Emisyon takip sisteminin kurulması, Türkiye’nin azaltım hedefini tutturabilmesi için oluşturulan hukuki yol haritasının önemli bir noktasını oluşturuyor. Türkiye’de karbon salımına yol açan işletme halindeki veya izin sürecindeki tüm faaliyetleri kapsayacak bir takip mekanizması için şirketler 2016 yılından itibaren harekete geçmek zorunda kalacak.
Sera Gazı Emisyonları’nın Takibi Hakkında Yönetmelik (2014) ve Sera Gazı Emisyonlarının İzlenmesi ve Raporlanması Hakkında Tebliğ (2014) uyarınca kirletici sanayi alanlarında bu mevzuata tabi faaliyetler ve işletmeleri bu sisteme dahil edilecek.

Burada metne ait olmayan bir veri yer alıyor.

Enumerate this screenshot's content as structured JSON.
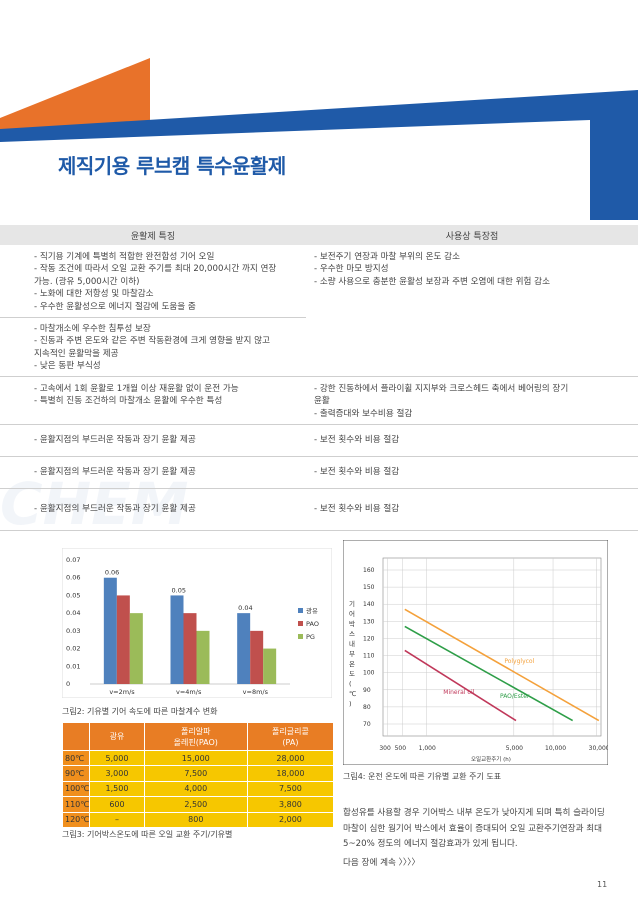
{
  "title": "제직기용 루브캠 특수윤활제",
  "table": {
    "header": [
      "윤활제 특징",
      "사용상 특장점"
    ],
    "rows": [
      {
        "left": [
          "- 직기용 기계에 특별히 적합한 완전합성 기어 오일",
          "- 작동 조건에 따라서 오일 교환 주기를 최대 20,000시간 까지 연장",
          "   가능. (광유 5,000시간 이하)",
          "- 노화에 대한 저항성 및 마찰감소",
          "- 우수한 윤활성으로 에너지 절감에 도움을 줌"
        ],
        "right": [
          "- 보전주기 연장과 마찰 부위의 온도 감소",
          "- 우수한 마모 방지성",
          "- 소량 사용으로 충분한 윤활성 보장과 주변 오염에 대한 위험 감소"
        ]
      },
      {
        "left": [
          "- 마찰개소에 우수한 침투성 보장",
          "- 진동과 주변 온도와 같은 주변 작동환경에 크게 영향을 받지 않고",
          "   지속적인 윤활막을 제공",
          "- 낮은 동판 부식성"
        ],
        "right": []
      },
      {
        "left": [
          "- 고속에서 1회 윤활로 1개월 이상 재윤활 없이 운전 가능",
          "- 특별히 진동 조건하의 마찰개소 윤활에 우수한 특성"
        ],
        "right": [
          "- 강한 진동하에서 플라이휠 지지부와 크로스헤드 축에서 베어링의 장기",
          "   윤활",
          "- 출력증대와 보수비용 절감"
        ]
      },
      {
        "left": [
          "- 윤활지점의 부드러운 작동과 장기 윤활 제공"
        ],
        "right": [
          "- 보전 횟수와 비용 절감"
        ]
      },
      {
        "left": [
          "- 윤활지점의 부드러운 작동과 장기 윤활 제공"
        ],
        "right": [
          "- 보전 횟수와 비용 절감"
        ]
      },
      {
        "left": [
          "- 윤활지점의 부드러운 작동과 장기 윤활 제공"
        ],
        "right": [
          "- 보전 횟수와 비용 절감"
        ]
      }
    ]
  },
  "watermark": "CHEM",
  "chart_data": [
    {
      "type": "bar",
      "categories": [
        "v=2m/s",
        "v=4m/s",
        "v=8m/s"
      ],
      "series": [
        {
          "name": "광유",
          "values": [
            0.06,
            0.05,
            0.04
          ],
          "color": "#4f81bd"
        },
        {
          "name": "PAO",
          "values": [
            0.05,
            0.04,
            0.03
          ],
          "color": "#c0504d"
        },
        {
          "name": "PG",
          "values": [
            0.04,
            0.03,
            0.02
          ],
          "color": "#9bbb59"
        }
      ],
      "data_labels": [
        "0.06",
        "0.05",
        "0.04"
      ],
      "yticks": [
        "0",
        "0.01",
        "0.02",
        "0.03",
        "0.04",
        "0.05",
        "0.06",
        "0.07"
      ],
      "ylim": [
        0,
        0.07
      ],
      "legend_position": "right",
      "caption": "그림2: 기유별 기어 속도에 따른 마찰계수 변화"
    },
    {
      "type": "line",
      "ylabel": "기어박스내부온도(℃)",
      "xlabel": "오일교환주기 (h)",
      "yticks": [
        "70",
        "80",
        "90",
        "100",
        "110",
        "120",
        "130",
        "140",
        "150",
        "160"
      ],
      "ylim": [
        70,
        160
      ],
      "xticks": [
        "300",
        "500",
        "1,000",
        "5,000",
        "10,000",
        "30,000"
      ],
      "series": [
        {
          "name": "Polyglycol",
          "color": "#f4a13b",
          "points": [
            [
              0.1,
              137
            ],
            [
              0.99,
              72
            ]
          ]
        },
        {
          "name": "PAO/Ester",
          "color": "#2e9e48",
          "points": [
            [
              0.1,
              127
            ],
            [
              0.87,
              72
            ]
          ]
        },
        {
          "name": "Mineral oil",
          "color": "#c0385a",
          "points": [
            [
              0.1,
              113
            ],
            [
              0.61,
              72
            ]
          ]
        }
      ],
      "grid": true,
      "caption": "그림4: 운전 온도에 따른 기유별 교환 주기 도표"
    }
  ],
  "table3": {
    "header": [
      "",
      "광유",
      "폴리알파\n올레핀(PAO)",
      "폴리글리콜\n(PA)"
    ],
    "rows": [
      [
        "80℃",
        "5,000",
        "15,000",
        "28,000"
      ],
      [
        "90℃",
        "3,000",
        "7,500",
        "18,000"
      ],
      [
        "100℃",
        "1,500",
        "4,000",
        "7,500"
      ],
      [
        "110℃",
        "600",
        "2,500",
        "3,800"
      ],
      [
        "120℃",
        "–",
        "800",
        "2,000"
      ]
    ],
    "caption": "그림3: 기어박스온도에 따른 오일 교환 주기/기유별"
  },
  "paragraph": "합성유를 사용할 경우 기어박스 내부 온도가 낮아지게 되며 특히 슬라이딩 마찰이 심한 웜기어 박스에서 효율이 증대되어 오일 교환주기연장과 최대 5~20% 정도의 에너지 절감효과가 있게 됩니다.",
  "next": "다음 장에 계속 〉〉〉〉",
  "page_number": "11"
}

Böylece sektörel düzeyde karbon emisyonlarının ne olduğu bilgisinden daha ayrıntılı bilgiye ulaşılacak. Özellikle enerji, tarım ve sanayi alanlarında bu verilere dayalı olarak yeniden bir planlama yaklaşımı geliştirilmesi gerekecek.

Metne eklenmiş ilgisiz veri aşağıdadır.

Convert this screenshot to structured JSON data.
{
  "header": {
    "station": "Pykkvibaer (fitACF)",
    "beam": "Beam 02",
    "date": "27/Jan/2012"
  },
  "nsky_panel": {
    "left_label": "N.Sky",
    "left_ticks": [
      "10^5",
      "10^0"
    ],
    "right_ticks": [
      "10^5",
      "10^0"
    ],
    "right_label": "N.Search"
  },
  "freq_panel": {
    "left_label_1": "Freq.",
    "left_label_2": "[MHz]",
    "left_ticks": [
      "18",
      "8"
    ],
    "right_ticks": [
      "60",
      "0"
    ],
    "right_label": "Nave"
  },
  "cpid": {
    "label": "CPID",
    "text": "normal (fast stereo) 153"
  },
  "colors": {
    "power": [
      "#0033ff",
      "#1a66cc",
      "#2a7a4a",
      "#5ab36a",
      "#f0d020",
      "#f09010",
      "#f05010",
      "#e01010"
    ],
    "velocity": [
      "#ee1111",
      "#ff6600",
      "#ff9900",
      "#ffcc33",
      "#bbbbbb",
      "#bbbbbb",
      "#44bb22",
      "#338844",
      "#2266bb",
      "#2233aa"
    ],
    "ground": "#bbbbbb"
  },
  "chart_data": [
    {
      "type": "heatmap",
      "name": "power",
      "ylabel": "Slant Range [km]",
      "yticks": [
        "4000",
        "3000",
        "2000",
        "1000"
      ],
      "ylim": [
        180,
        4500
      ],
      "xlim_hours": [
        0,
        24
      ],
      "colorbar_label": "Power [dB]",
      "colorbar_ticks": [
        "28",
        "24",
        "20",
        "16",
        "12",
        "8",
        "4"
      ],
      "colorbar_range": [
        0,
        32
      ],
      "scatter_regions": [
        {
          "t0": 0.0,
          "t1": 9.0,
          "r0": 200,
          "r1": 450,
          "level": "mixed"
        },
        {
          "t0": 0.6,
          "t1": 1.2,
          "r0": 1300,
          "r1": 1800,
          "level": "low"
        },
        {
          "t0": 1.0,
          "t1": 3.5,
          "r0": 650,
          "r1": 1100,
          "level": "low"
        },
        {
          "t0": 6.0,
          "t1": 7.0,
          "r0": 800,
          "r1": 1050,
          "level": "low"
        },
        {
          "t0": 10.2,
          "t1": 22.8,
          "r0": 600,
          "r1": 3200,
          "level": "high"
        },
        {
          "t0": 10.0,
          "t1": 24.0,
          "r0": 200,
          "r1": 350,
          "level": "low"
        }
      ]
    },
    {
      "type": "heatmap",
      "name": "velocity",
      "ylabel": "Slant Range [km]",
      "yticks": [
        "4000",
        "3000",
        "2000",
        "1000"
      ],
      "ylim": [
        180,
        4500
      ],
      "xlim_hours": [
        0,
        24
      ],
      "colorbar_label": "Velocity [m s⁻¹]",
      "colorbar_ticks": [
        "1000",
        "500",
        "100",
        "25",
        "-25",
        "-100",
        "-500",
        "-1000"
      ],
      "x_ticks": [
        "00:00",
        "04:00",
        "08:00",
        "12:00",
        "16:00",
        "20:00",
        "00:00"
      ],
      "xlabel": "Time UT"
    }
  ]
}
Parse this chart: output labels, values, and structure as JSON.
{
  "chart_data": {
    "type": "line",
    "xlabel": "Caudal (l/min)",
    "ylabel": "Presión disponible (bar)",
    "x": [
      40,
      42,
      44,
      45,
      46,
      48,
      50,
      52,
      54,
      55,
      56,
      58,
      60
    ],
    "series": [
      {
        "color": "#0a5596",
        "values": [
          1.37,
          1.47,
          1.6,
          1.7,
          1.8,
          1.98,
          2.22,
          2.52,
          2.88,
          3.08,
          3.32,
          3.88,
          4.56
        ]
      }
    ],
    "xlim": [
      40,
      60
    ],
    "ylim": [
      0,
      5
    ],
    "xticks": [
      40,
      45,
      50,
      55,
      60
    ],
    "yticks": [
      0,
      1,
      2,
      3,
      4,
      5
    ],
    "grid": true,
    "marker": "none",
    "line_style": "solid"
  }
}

Türkiye’de il-ilçe veya sanayi havzası ölçeğinde yatırımların veya işletmelerin tek tek karbon salım miktarının ne olduğu bilinmiyor. Bu nedenle de enerji, tarım ve sanayi alanlarında toplam karbon emisyon miktarının ekosisteme yaptığı baskının boyutu tam olarak ortaya konulamıyor.

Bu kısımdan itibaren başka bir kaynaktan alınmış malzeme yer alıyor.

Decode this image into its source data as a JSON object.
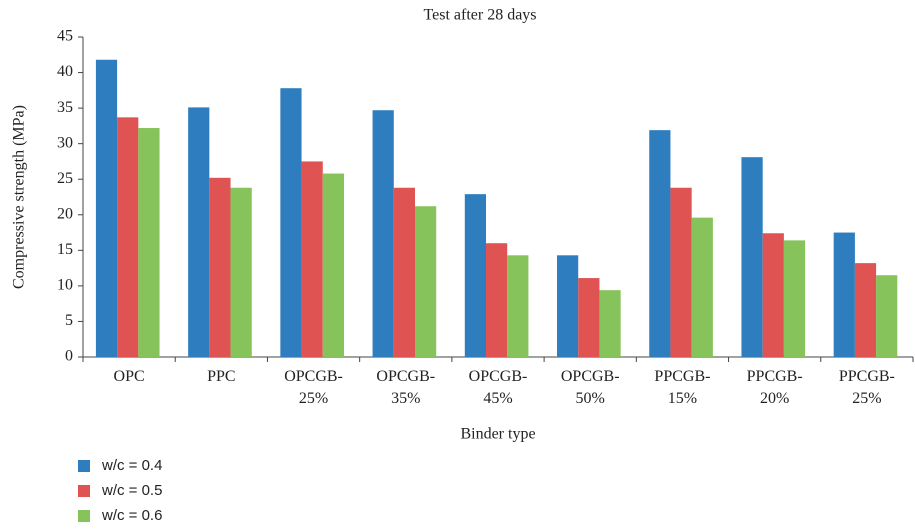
{
  "chart_data": {
    "type": "bar",
    "title": "Test after 28 days",
    "x_label": "Binder type",
    "y_label": "Compressive strength (MPa)",
    "categories": [
      "OPC",
      "PPC",
      "OPCGB-\n25%",
      "OPCGB-\n35%",
      "OPCGB-\n45%",
      "OPCGB-\n50%",
      "PPCGB-\n15%",
      "PPCGB-\n20%",
      "PPCGB-\n25%"
    ],
    "series": [
      {
        "name": "w/c = 0.4",
        "color": "#2e7ebf",
        "values": [
          41.8,
          35.1,
          37.8,
          34.7,
          22.9,
          14.3,
          31.9,
          28.1,
          17.5
        ]
      },
      {
        "name": "w/c = 0.5",
        "color": "#e05353",
        "values": [
          33.7,
          25.2,
          27.5,
          23.8,
          16.0,
          11.1,
          23.8,
          17.4,
          13.2
        ]
      },
      {
        "name": "w/c = 0.6",
        "color": "#86c45b",
        "values": [
          32.2,
          23.8,
          25.8,
          21.2,
          14.3,
          9.4,
          19.6,
          16.4,
          11.5
        ]
      }
    ],
    "ylim": [
      0,
      45
    ],
    "yticks": [
      0,
      5,
      10,
      15,
      20,
      25,
      30,
      35,
      40,
      45
    ],
    "grid": false,
    "legend": "bottom-left"
  }
}
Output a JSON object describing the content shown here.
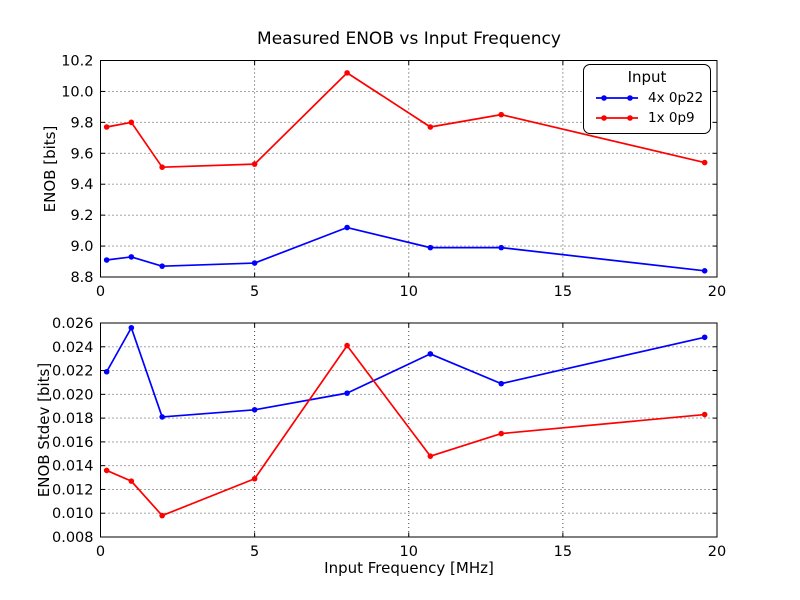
{
  "figure": {
    "title": "Measured ENOB vs Input Frequency",
    "xlabel": "Input Frequency [MHz]",
    "background": "#ffffff",
    "axis_color": "#000000",
    "grid_color": "#333333"
  },
  "legend": {
    "title": "Input",
    "position": "upper right",
    "entries": [
      {
        "label": "4x 0p22",
        "color": "#0000ff"
      },
      {
        "label": "1x 0p9",
        "color": "#ff0000"
      }
    ]
  },
  "chart_data": [
    {
      "type": "line",
      "title": "Measured ENOB vs Input Frequency",
      "xlabel": "",
      "ylabel": "ENOB [bits]",
      "x": [
        0.2,
        1,
        2,
        5,
        8,
        10.7,
        13,
        19.6
      ],
      "series": [
        {
          "name": "4x 0p22",
          "color": "#0000ff",
          "values": [
            8.91,
            8.93,
            8.87,
            8.89,
            9.12,
            8.99,
            8.99,
            8.84
          ]
        },
        {
          "name": "1x 0p9",
          "color": "#ff0000",
          "values": [
            9.77,
            9.8,
            9.51,
            9.53,
            10.12,
            9.77,
            9.85,
            9.54
          ]
        }
      ],
      "xlim": [
        0,
        20
      ],
      "ylim": [
        8.8,
        10.2
      ],
      "xticks": [
        0,
        5,
        10,
        15,
        20
      ],
      "xtick_labels": [
        "0",
        "5",
        "10",
        "15",
        "20"
      ],
      "yticks": [
        8.8,
        9.0,
        9.2,
        9.4,
        9.6,
        9.8,
        10.0,
        10.2
      ],
      "ytick_labels": [
        "8.8",
        "9.0",
        "9.2",
        "9.4",
        "9.6",
        "9.8",
        "10.0",
        "10.2"
      ],
      "grid": true,
      "legend_position": "upper right"
    },
    {
      "type": "line",
      "title": "",
      "xlabel": "Input Frequency [MHz]",
      "ylabel": "ENOB Stdev [bits]",
      "x": [
        0.2,
        1,
        2,
        5,
        8,
        10.7,
        13,
        19.6
      ],
      "series": [
        {
          "name": "4x 0p22",
          "color": "#0000ff",
          "values": [
            0.0219,
            0.0256,
            0.0181,
            0.0187,
            0.0201,
            0.0234,
            0.0209,
            0.0248
          ]
        },
        {
          "name": "1x 0p9",
          "color": "#ff0000",
          "values": [
            0.0136,
            0.0127,
            0.0098,
            0.0129,
            0.0241,
            0.0148,
            0.0167,
            0.0183
          ]
        }
      ],
      "xlim": [
        0,
        20
      ],
      "ylim": [
        0.008,
        0.026
      ],
      "xticks": [
        0,
        5,
        10,
        15,
        20
      ],
      "xtick_labels": [
        "0",
        "5",
        "10",
        "15",
        "20"
      ],
      "yticks": [
        0.008,
        0.01,
        0.012,
        0.014,
        0.016,
        0.018,
        0.02,
        0.022,
        0.024,
        0.026
      ],
      "ytick_labels": [
        "0.008",
        "0.010",
        "0.012",
        "0.014",
        "0.016",
        "0.018",
        "0.020",
        "0.022",
        "0.024",
        "0.026"
      ],
      "grid": true,
      "legend_position": "none"
    }
  ]
}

Yeni yatırımlara yönelik izin aşamasında da, gelişigüzel verilen izinler nedeniyle iklim değişikliğini önleme hedefinin tutturulup tutturulmayacağını ölçmek olanaksızlaşıyor.
Örneğin, EPDK tarafından Çanakkale, İzmir-Aliağa, Zonguldak-Bartın, Adana-Mersin-İskenderun hatlarında verilen kömürlü termik lisanlarının toplam karbon emisyonunu tespit etmeden verilen lisanlar olduğu çok açık. Bu bağlamda kömürlü bu santrallerin toplam ekolojik maliyetinin ne olduğunu izlemek ve öngörmek mümkün değil.
İdarenin verdiği bu izinlerin, çevrenin korunması ile sürdürülebilir kalkınma arasında denge oluşturmaya yönelik olup olmadığı dahi tespit edilemiyor. Bu nedenlerle açılan davalarda tam da bu belirsizliğe yol açan lisanslar hakkında iptal kararları çıkıyor.
Emisyon takip sistemiyle birlikte yatırımlara verilecek her iznin, Türkiye’nin azaltım hedefleriyle uyumlu olması amaçlanacak. İzni veren idarenin, önceden belirlenen hedefler uyarınca bir bölgenin toplam karbon kapasitesinin ne olduğunu tespit etmesi mümkün olacak. İdare buna göre o bölgede ne hacimde bir faaliyete izin vereceğine karar verme gücüne kavuşacak. Aksi takdirde, Türkiye için bağlayıcı olan azaltım hedeflerinin gerçekleştirmesini esas almayan her türlü izin bu hedeflerin önünde engel haline gelecek.